I agree sample efficiency is an issue. In-context learning is wildly more sample efficient than fine-tuning, but it could be better. The trouble here is if you need some minimum number of samples to understand and generalise something properly, you might hit the context limit first (or you might not recall properly across the whole window, also another open problem).
Regarding recurrent state models, as far as I understand, this is effectively doing the same thing as having a KV-cache with memories, except that in the KV-cache case, the model must explicitly write out what to include, whereas state space models have some method built into their architecture and learnt during training. Am I correct on that? I suspect this is an advantage of the KV-cache memory method, if you believe the models will keep getting more intelligent regardless, because it lets us use that intelligence to decide what to remember—somewhat analogous to a human deciding what to study, or dwelling on things that then get committed to memory.
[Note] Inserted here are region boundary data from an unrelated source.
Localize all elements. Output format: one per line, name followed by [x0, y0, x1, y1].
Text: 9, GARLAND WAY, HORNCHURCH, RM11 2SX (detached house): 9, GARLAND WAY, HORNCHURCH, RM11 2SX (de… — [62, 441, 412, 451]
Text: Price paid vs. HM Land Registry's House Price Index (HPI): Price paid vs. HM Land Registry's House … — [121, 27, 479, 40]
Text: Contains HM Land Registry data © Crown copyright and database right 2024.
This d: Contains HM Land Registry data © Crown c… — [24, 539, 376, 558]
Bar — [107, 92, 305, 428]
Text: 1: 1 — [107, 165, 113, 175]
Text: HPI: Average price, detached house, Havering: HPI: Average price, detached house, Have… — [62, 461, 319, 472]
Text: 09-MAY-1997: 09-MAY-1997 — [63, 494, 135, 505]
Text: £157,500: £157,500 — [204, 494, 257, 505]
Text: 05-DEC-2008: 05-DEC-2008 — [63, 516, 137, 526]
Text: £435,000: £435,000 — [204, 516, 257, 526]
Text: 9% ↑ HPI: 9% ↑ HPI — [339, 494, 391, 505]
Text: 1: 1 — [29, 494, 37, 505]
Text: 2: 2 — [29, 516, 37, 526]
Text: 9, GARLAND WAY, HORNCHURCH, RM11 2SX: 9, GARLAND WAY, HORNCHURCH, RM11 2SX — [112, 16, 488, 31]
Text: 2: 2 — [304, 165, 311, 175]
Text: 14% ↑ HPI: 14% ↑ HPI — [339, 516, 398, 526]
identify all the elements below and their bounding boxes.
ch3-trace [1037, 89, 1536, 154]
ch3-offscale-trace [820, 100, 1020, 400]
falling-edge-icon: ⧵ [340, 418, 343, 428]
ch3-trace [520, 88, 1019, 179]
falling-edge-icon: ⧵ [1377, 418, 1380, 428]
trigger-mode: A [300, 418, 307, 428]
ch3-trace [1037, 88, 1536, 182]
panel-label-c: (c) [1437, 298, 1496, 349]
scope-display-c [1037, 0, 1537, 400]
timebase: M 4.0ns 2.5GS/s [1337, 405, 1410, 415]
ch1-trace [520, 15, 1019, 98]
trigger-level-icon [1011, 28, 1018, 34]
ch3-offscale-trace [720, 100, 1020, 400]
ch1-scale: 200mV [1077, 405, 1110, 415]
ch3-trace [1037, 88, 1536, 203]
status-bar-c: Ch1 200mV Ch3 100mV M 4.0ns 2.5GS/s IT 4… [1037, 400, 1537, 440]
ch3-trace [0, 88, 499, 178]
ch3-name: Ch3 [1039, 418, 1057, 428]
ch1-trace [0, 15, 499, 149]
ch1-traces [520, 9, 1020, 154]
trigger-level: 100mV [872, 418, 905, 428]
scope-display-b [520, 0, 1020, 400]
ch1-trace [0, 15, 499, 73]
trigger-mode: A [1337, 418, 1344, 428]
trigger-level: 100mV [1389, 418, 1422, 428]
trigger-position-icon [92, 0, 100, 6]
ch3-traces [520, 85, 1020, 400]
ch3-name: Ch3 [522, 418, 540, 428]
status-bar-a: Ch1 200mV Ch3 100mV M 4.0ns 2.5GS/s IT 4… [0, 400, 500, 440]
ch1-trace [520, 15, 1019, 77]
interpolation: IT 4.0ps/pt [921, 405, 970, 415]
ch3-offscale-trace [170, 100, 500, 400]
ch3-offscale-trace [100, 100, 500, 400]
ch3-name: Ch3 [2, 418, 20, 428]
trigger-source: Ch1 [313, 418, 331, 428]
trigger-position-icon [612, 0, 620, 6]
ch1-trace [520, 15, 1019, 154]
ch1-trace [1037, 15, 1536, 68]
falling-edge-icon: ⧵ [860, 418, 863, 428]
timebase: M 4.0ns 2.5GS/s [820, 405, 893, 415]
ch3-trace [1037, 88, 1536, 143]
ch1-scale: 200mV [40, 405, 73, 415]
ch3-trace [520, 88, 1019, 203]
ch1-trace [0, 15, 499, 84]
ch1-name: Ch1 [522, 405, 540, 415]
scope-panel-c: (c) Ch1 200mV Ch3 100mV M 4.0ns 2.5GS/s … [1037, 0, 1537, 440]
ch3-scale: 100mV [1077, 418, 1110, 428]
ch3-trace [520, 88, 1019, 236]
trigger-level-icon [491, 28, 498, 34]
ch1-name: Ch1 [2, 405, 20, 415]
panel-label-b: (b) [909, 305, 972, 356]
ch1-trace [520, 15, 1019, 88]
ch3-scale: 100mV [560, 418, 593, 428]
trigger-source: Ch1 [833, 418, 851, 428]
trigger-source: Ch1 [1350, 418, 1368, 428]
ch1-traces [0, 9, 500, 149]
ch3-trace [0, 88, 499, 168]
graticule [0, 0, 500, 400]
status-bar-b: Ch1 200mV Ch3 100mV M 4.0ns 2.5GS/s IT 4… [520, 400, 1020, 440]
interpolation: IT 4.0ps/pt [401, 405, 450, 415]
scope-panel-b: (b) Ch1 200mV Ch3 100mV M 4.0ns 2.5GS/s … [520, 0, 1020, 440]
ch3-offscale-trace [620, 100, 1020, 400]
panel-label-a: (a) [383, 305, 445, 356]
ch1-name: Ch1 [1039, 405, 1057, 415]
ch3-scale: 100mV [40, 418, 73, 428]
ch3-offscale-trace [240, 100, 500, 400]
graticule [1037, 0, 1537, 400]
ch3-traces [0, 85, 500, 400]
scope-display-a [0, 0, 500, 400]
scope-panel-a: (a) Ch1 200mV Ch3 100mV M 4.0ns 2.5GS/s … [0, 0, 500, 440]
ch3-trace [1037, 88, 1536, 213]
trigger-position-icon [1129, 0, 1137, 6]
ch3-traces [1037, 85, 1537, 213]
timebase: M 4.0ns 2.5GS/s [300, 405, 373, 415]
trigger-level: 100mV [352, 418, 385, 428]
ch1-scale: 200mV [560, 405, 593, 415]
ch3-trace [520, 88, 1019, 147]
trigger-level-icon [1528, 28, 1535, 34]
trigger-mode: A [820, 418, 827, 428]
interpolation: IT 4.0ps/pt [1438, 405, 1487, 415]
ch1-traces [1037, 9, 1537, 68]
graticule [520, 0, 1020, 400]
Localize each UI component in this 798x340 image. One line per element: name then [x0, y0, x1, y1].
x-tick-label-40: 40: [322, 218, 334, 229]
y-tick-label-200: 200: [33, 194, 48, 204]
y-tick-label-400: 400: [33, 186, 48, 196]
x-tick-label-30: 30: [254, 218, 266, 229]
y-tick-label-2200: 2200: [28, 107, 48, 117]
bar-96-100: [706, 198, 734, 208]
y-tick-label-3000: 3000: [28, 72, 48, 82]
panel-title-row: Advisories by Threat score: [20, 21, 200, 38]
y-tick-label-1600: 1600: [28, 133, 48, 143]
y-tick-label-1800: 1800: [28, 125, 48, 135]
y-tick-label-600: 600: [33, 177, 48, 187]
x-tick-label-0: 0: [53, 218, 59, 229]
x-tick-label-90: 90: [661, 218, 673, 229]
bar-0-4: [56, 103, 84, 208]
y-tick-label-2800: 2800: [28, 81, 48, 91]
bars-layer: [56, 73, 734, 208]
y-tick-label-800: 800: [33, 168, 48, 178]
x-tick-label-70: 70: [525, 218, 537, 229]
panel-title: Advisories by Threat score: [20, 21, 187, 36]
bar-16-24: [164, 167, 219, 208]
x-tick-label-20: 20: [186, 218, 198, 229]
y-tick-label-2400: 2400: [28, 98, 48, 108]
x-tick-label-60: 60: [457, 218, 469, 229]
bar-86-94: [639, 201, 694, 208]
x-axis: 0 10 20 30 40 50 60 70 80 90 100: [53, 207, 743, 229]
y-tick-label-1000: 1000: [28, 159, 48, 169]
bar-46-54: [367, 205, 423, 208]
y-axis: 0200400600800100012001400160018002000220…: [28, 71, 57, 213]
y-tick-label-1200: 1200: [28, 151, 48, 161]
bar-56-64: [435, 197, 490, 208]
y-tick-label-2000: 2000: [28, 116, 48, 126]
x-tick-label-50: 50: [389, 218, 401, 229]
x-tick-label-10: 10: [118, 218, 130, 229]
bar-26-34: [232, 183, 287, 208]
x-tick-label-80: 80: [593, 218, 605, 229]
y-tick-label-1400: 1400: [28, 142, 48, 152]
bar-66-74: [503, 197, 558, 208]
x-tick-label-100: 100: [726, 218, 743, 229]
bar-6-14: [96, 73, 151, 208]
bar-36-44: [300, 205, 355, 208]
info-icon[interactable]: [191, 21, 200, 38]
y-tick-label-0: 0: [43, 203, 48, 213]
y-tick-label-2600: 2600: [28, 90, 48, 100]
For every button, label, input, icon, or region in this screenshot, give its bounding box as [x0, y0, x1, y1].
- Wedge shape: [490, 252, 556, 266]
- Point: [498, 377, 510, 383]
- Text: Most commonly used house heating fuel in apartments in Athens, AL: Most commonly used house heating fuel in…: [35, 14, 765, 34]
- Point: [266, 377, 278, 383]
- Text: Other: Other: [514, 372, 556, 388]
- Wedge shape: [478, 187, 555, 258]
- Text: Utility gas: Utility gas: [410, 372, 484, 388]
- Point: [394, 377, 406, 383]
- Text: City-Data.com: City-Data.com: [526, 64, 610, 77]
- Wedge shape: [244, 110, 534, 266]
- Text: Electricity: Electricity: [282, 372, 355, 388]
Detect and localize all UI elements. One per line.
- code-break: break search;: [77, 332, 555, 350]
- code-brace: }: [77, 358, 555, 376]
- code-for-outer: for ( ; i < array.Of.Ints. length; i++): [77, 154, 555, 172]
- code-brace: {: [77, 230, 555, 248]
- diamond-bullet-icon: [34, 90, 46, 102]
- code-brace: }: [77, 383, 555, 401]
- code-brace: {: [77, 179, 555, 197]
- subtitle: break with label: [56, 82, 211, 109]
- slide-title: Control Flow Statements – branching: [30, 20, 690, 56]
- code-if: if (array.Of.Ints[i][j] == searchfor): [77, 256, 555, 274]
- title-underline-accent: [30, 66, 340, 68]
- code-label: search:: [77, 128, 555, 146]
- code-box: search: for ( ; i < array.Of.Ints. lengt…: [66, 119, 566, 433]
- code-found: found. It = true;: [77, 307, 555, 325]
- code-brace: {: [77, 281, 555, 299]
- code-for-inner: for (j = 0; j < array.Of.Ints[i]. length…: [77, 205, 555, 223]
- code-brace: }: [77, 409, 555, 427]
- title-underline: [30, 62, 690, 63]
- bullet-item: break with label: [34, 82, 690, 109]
Having the model explicitly write what to include also sidesteps the problem of designing a good state space learning mechanism, since we’re just relying on intelligence we can train in known ways to decide what information to retain moving forward.
Playing chess at the level of the best humans, using a similar amount of data. Maybe learning to solve IMO level problems, in-context. More relevant is becoming fluent in novel specialized theory (or empirical facts) being developed as part of the current project, or gaining tacit knowledge in the form of skills that can’t be usefully written down as notes to be looked up, without effectively learning their contents as skills, as one would learn to play world class chess after looking at some games and learning the rules (as external training data, likely prompting things like generation of more internal synthetic training data or RLVR tasks and RL environments).
In-context learning is in principle sufficient, especially with true recurrence (I don’t mean SSMs, where activations are still climbing the layers and computations have bounded depth; as with chain of thought reasoning, recurrence needs to pass information back to the same layer as the sequence progresses; likely block-level recurrence with blocks of variable length is appropriate for this, to both retain fast prefill and pretrain updating of recurrent state for deep reasoning). But observing the first credible steps of scaling pretraining since original Mar 2023 GPT-4 (in Opus 4 and Gemini 3 Pro), LLMs don’t seem to be on track to start learning difficult skills in-context. They can learn the rules of chess in-context, but can’t learn to play at the level of the best human chess players in-context, and it doesn’t seem that they will get sufficiently better at this even as scaling of pretraining advances further, before it runs out of useful natural text data.